New
York Giants Road To XLVI Post-Season Collector’s
Edition (2012/Super Bowl/Vivendi
Blu-ray Set)/The Yankles
(2011/Magnolia Blu-ray)
Picture: B-/C+ Sound: B- Extras: D/C Main Programs: B-/C
Sports
titles continue to hold steady in release, including these Blu-rays…
The New York Giants Road To XLVI Post-Season Collector’s Edition is the second title on the
subject of the great football team winning the latest Super Bowl from Vivendi
and follows a previous, different Championship
disc on the same subject on Blu-ray and in a DVD version we reviewed at this
link:
http://www.fulvuedrive-in.com/review/11535/Baseball%E2%80%99s+Greatest+Ga
This is a
set that offers much of what the first might not have, but only has four games:
NFC Wild Card Playoffs vs. the Atlanta Falcons, NFC Division Playoffs vs. the
Green Bay Packers, NFC Championship Game vs. the San Francisco 49ers and the Bowl game
annihilating the New England Patriots.
It makes for a fine companion to the other release and makes fans happy,
though this is one of the most expensive list price Blu-rays for any sport
release I have seen to date. There are
no extras.
Now for a
comedy spoof, David R. Brooks’ The
Yankles (2011) is a somewhat politically incorrect but not bad, telling the
tale of how a group of Hassidic Jewish men become a baseball team and usually
lite ethnic jokes and humor that also includes other cultures. The mostly unknown cast is not great and has
little energy or chemistry, but then the script is only so good and unless you
really enjoy its angle, you could see why.

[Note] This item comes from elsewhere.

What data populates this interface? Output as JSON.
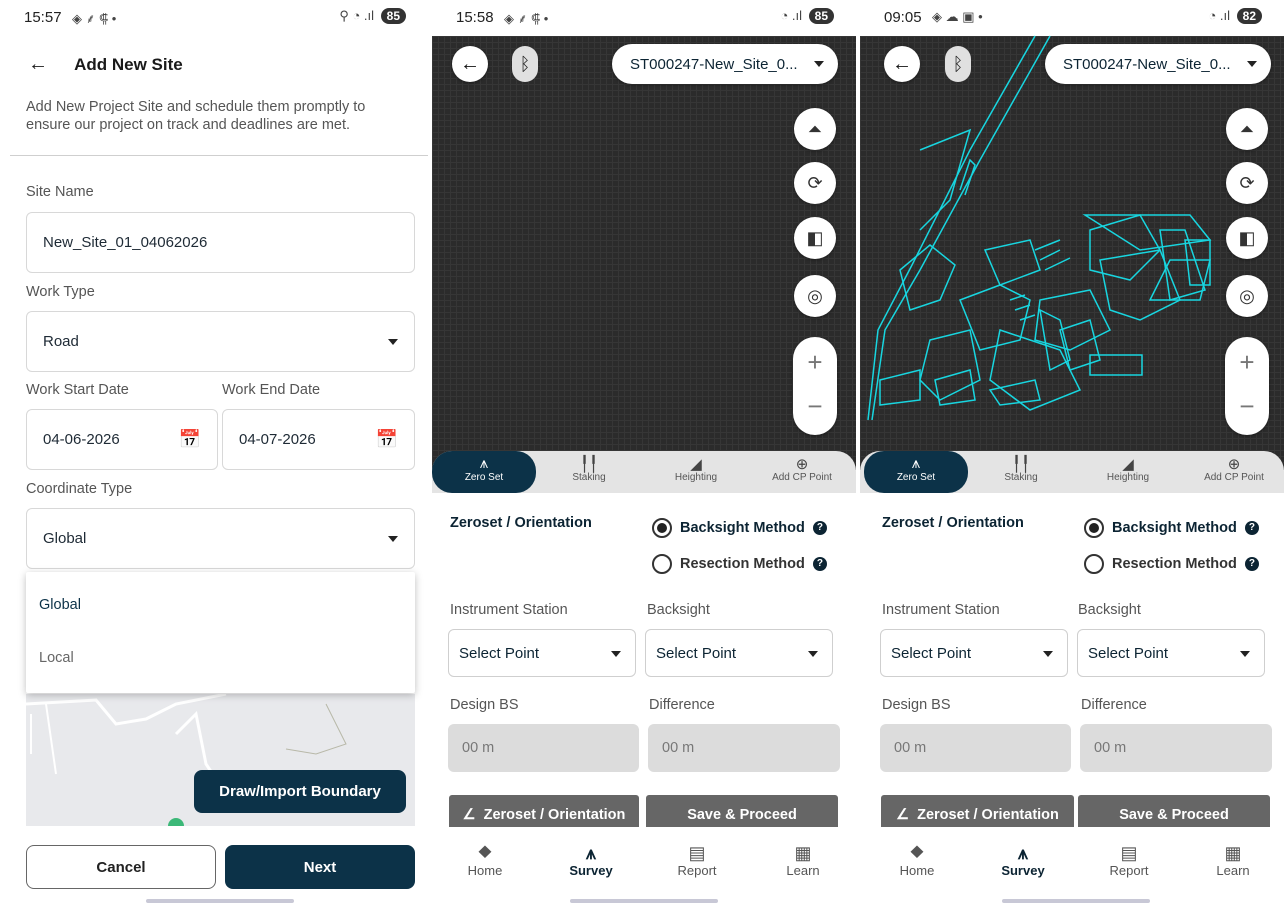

The one exception is Don Most from the old hit TV sitcom Happy Days, who has the energy, comic
timing and acting talent to steal every scene he is in, as if he was in his own
better project. He is the widow father
of one of the Jewish players.
See it at
your own risk, but unless you are part of its narrow audience, expect to be
mostly bored. Extras include virtual
Baseball Cards, Deleted Scenes, Extended Musical Sequences (though this is not
a Musical). Trailer, Behind The Scenes piece and a feature length audio
commentary track by Brooks and Co-Writer/Producer Zev Brooks.
The 1080i
1.78 X 1 digital High Definition image on Giants
looks good for an HD sports shoot, better than the DVD we covered before that
has overlapping footage and is pretty consistent despite some flaws. Oddly, the 1080p 2.35 X 1 digital High
Definition image transfer on Yankles
is poorer with too much stylized choices, noise and degraded detail for reasons
unknown.
The
DTS-HD MA (Master Audio) 2.0 Stereo on Giants
and 5.1 lossless mix on Yankles are
about even, with the sports recording really rich and pretty good throughout,
while the latter narrative comedy which is joke and dialogue driven, has a
limited soundfield and some recorded moments are weak and show the low budget.